Not only did Christ suffer excruciating physical pain, but he suffered emotional and spiritual pain that culminated in his cry from the cross: “My God, My God, why have you forsaken me!”
There is no lonelier human moment that being at the climax of suffering and crying out into a universe that seems indifferent to pain. Any evidence of God seems to have vanished. The events surrounding Christ’s Passion were a natural and logical point for me to try and make sense of my own suffering.

I found particular solace in the writings of Saint Paul. He knew suffering too. He had a thorn in his flesh that tormented him (2 Cor. 12.7). Many biblical scholars have interpreted this to be a sickness or a physical disability. Like me, Paul prayed for deliverance from his affliction. Our “thorns” remained to torment us. The Lord said to Saint Paul, “My grace is sufficient for you, for my power is made perfect in weakness.” (verse 8).

Earlier in that same letter, Saint Paul mentioned being hard pressed but not crushed, perplexed but not despairing, struck down but not destroyed (4.8-9). It’s meaty stuff for a reader like me. I found great encouragement in his words: “Therefore, we are not discouraged; rather, although our outer self is wasting away, our inner self is being renewed day by day. For this momentary light affliction is producing for us an eternal weight of glory beyond all comparison,” (4.16-17). That ‘eternal weight of glory’ is achieved when we unite our sufferings with the sufferings of Christ.

It is because of this mysterious union with Christ that people who suffer are indispensable to His Church.

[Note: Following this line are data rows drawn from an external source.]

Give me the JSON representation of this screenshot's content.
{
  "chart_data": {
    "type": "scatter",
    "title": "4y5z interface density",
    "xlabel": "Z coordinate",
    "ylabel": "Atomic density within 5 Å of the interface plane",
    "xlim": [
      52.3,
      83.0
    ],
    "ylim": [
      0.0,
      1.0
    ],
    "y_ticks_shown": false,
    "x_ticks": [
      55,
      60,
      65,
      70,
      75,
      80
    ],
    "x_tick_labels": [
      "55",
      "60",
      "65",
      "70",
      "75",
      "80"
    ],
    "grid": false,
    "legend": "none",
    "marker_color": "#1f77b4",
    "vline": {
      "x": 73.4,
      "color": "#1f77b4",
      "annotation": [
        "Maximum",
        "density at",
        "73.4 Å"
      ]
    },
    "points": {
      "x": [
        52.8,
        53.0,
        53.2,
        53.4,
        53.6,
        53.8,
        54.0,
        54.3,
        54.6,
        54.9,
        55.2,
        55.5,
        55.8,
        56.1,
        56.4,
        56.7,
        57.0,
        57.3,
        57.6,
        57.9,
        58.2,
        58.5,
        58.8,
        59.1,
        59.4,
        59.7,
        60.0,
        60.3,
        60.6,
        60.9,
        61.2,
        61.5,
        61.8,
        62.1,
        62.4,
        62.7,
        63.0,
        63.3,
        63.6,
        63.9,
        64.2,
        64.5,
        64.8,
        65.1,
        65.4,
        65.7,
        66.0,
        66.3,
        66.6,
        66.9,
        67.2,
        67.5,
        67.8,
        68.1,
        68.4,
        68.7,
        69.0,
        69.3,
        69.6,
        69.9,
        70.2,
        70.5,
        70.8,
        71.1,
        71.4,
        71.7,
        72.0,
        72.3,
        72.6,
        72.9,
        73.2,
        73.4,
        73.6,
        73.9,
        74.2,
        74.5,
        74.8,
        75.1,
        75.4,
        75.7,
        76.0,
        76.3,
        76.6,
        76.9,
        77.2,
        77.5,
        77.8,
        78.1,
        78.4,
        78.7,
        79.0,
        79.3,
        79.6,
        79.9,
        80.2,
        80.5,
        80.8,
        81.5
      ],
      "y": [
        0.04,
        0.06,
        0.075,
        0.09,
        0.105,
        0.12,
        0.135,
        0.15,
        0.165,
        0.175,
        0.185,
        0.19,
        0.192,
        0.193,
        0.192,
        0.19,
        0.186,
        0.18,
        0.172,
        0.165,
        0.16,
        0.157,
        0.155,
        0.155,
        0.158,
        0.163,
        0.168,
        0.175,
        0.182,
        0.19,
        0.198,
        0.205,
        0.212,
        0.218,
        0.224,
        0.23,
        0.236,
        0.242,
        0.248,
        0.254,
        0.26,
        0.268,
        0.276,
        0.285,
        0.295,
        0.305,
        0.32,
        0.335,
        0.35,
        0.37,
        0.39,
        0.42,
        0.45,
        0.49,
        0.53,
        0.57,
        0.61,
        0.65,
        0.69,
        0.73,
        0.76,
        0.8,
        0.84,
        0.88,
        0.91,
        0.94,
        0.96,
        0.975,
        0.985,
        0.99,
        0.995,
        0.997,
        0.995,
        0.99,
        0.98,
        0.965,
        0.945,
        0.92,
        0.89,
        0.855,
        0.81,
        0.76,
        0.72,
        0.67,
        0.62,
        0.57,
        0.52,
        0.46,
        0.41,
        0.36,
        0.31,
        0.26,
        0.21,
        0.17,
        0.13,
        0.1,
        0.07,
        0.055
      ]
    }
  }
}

If sufferers are willing to let Christ be their interior guide and Master, new dimensions to the Kingdom of God will open to them. This has certainly been my experience after more than twenty years of serious disease that is slowing destroying my body. Strangely (yet wonderfully) my inner self is being renewed day by day, just like Saint Paul said. I am not alone in this revelation. Millions of ordinary people in each generation have discovered it too!

Christ has granted us -- and I feel awkward even writing this! -- a special grace that transcends our suffering. Suffering carries the capacity to strip aware all things extraneous to life, leaving only that which is essential. What is essential? The light of Christ illuminating human hearts is essential. It warm and melt the terrible icy grip of human sorrow and grief. That’s what is essential to those of us who suffer!

Mark Pickup

(* This blog posting was taken from a larger column I wrote for Canada’s Western Catholic Reporter under the title “Christ’s light melts human suffering: Columnist discovers Jesus’ grace to transcend pain.”